Younger Australians and those with low super balances will no longer be forced to take out life insurance as part of their superannuation.
The move is part of the Federal Government’s “Protecting Your Super” package, announced in the 2018 Federal Budget. It means members under the age of 25 and those with balances of less than $6000 will need to opt in to insurance cover rather than getting it automatically.
The government says the initiative is designed to protect super from being eroded by insurance premiums. It also includes banning exit fees as well as a 3% cap on administration and investment fees charged on superannuation accounts with balances of $6,000 or less.
Meanwhile, a mandatory consolidation program will require super funds to transfer inactive accounts with balances below $6,000 to the Australian Tax Office (ATO). The ATO will be given powers to reunite those accounts with the member’s active account where possible.
Mercer Financial Advice Leader, Richard Ebbs, says this year’s budget will encourage younger people to be more engaged with their super.
“There are proactive choices they have to make, particularly around insurance,” Ebbs says. “They also need to make choices around consolidating multiple super accounts or the ATO will make that decision for them.”
The Association of Superannuation Funds of Australia (ASFA) says opt-in insurance for young people could have unintended consequences, particularly on those in high risk occupations.

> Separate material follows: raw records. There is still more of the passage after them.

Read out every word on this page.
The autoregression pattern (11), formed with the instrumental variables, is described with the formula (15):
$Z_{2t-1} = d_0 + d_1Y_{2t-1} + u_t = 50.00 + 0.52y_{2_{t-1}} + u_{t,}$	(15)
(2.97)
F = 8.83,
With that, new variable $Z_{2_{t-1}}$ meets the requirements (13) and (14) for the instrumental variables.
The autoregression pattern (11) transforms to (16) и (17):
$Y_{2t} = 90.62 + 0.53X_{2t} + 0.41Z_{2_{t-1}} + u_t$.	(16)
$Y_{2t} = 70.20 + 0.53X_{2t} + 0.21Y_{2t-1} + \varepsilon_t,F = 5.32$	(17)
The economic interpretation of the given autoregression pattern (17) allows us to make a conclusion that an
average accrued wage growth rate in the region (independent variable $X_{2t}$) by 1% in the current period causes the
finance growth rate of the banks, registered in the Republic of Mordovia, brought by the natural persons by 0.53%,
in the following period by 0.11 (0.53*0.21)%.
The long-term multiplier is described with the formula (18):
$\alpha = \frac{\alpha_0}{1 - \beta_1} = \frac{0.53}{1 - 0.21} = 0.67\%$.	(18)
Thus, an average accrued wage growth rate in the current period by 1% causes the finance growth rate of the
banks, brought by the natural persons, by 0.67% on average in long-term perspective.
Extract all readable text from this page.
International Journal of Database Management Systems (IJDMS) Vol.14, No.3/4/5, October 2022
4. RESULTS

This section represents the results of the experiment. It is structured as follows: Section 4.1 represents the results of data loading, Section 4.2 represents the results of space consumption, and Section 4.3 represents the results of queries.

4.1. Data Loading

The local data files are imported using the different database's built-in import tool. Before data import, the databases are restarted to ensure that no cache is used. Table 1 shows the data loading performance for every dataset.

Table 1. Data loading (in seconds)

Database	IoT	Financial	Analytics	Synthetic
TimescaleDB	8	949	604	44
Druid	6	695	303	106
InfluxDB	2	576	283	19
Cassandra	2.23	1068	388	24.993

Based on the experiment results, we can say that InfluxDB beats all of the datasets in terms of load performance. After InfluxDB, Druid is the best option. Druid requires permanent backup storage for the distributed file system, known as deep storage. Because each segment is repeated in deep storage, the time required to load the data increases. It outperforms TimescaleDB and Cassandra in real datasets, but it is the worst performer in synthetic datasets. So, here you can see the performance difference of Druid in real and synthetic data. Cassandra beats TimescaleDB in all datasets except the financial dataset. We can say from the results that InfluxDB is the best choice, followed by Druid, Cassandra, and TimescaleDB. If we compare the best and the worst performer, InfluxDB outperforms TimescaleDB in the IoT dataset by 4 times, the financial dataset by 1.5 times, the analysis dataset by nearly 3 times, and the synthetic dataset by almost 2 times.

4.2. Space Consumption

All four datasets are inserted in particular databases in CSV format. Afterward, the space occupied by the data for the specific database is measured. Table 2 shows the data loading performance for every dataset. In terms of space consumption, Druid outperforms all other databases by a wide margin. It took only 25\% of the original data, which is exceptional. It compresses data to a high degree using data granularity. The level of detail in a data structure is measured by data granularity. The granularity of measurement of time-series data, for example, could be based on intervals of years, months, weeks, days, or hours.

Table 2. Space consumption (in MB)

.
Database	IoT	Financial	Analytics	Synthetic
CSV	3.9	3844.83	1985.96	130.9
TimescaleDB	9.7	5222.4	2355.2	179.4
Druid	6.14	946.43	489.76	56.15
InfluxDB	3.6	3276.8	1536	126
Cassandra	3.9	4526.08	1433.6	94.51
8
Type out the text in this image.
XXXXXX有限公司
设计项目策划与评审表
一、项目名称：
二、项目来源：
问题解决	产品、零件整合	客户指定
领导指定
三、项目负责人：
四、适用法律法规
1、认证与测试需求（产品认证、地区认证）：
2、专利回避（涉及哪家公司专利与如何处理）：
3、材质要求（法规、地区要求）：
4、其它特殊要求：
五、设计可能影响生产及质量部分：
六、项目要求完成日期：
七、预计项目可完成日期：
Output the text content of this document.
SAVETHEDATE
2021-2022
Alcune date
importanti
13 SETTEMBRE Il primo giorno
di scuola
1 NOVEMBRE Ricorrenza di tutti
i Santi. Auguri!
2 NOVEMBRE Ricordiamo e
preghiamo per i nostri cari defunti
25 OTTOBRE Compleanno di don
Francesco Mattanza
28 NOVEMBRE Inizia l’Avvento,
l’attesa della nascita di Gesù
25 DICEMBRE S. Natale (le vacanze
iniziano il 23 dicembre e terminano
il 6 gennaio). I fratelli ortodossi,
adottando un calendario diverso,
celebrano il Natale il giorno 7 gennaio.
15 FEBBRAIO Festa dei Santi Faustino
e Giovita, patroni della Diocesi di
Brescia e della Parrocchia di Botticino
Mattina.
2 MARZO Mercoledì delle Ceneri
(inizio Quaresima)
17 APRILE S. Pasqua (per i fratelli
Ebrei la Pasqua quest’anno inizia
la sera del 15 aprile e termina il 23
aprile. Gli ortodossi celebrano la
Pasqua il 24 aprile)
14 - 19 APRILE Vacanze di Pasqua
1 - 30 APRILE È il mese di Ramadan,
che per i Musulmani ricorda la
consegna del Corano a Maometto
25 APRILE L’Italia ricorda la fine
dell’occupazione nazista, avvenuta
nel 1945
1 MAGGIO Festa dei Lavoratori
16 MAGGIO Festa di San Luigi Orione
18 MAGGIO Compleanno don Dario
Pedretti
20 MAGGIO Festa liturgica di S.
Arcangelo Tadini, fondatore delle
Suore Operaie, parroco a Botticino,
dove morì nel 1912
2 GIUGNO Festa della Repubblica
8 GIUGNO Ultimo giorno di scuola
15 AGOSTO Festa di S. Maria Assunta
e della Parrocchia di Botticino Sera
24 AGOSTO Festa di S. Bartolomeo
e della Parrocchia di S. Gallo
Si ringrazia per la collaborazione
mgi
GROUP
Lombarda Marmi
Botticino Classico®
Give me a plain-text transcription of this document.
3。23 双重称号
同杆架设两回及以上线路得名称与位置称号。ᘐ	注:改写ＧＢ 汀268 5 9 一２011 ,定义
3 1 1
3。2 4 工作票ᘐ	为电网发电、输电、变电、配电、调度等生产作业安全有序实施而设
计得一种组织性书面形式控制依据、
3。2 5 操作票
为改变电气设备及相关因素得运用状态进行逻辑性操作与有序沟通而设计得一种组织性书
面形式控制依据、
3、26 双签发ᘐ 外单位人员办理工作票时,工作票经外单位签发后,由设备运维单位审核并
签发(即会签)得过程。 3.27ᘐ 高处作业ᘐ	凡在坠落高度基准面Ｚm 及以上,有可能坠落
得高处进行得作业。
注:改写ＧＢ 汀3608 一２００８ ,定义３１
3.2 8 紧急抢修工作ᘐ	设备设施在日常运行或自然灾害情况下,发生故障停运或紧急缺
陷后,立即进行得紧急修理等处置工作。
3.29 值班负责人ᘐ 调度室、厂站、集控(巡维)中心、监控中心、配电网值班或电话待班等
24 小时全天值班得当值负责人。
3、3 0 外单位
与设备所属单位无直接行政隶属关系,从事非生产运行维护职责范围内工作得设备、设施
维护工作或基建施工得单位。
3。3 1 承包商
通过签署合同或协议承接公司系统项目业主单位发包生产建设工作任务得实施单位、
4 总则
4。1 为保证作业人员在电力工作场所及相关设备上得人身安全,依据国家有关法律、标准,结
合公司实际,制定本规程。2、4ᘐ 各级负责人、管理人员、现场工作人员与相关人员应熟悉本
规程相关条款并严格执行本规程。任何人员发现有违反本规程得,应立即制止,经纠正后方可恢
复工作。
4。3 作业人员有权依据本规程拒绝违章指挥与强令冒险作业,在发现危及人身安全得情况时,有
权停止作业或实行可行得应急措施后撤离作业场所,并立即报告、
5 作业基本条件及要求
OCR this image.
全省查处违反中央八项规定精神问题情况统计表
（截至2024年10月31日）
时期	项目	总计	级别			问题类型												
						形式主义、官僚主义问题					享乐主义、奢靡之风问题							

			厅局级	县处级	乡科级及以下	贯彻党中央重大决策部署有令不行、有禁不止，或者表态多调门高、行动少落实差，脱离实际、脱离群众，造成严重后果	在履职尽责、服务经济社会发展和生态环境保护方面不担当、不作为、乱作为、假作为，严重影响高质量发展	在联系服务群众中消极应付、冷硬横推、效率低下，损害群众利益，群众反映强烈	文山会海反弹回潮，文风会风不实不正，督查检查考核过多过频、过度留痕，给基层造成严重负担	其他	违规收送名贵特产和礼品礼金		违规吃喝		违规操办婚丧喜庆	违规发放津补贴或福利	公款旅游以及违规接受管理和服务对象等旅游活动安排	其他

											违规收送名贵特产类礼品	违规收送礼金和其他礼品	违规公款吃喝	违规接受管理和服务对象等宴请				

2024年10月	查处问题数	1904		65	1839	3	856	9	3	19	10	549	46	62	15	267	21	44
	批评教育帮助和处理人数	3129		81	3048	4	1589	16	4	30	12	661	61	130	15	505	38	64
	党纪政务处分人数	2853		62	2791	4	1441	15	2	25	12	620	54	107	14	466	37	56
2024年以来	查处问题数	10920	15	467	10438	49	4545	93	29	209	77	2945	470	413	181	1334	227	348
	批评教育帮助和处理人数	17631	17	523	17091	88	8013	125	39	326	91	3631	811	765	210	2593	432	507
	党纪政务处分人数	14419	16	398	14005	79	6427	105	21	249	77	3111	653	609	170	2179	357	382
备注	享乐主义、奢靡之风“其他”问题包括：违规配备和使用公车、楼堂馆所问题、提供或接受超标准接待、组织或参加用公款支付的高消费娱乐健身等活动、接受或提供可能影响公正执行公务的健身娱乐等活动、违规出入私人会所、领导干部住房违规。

“Insurance in superannuation is one of the most cost and tax effective options to provide protection, particularly for the young and low income earners,” ASFA CEO, Dr Martin Fahy says. “Many young people have dependents and financial commitments so in the instance of a tragic event occurring, particularly disablement early in life, having insurance in place is extremely valuable.”
“Moving to an opt-in model puts insurance coverage at risk for this segment.”
The changes are proposed to apply from 1 July 2019.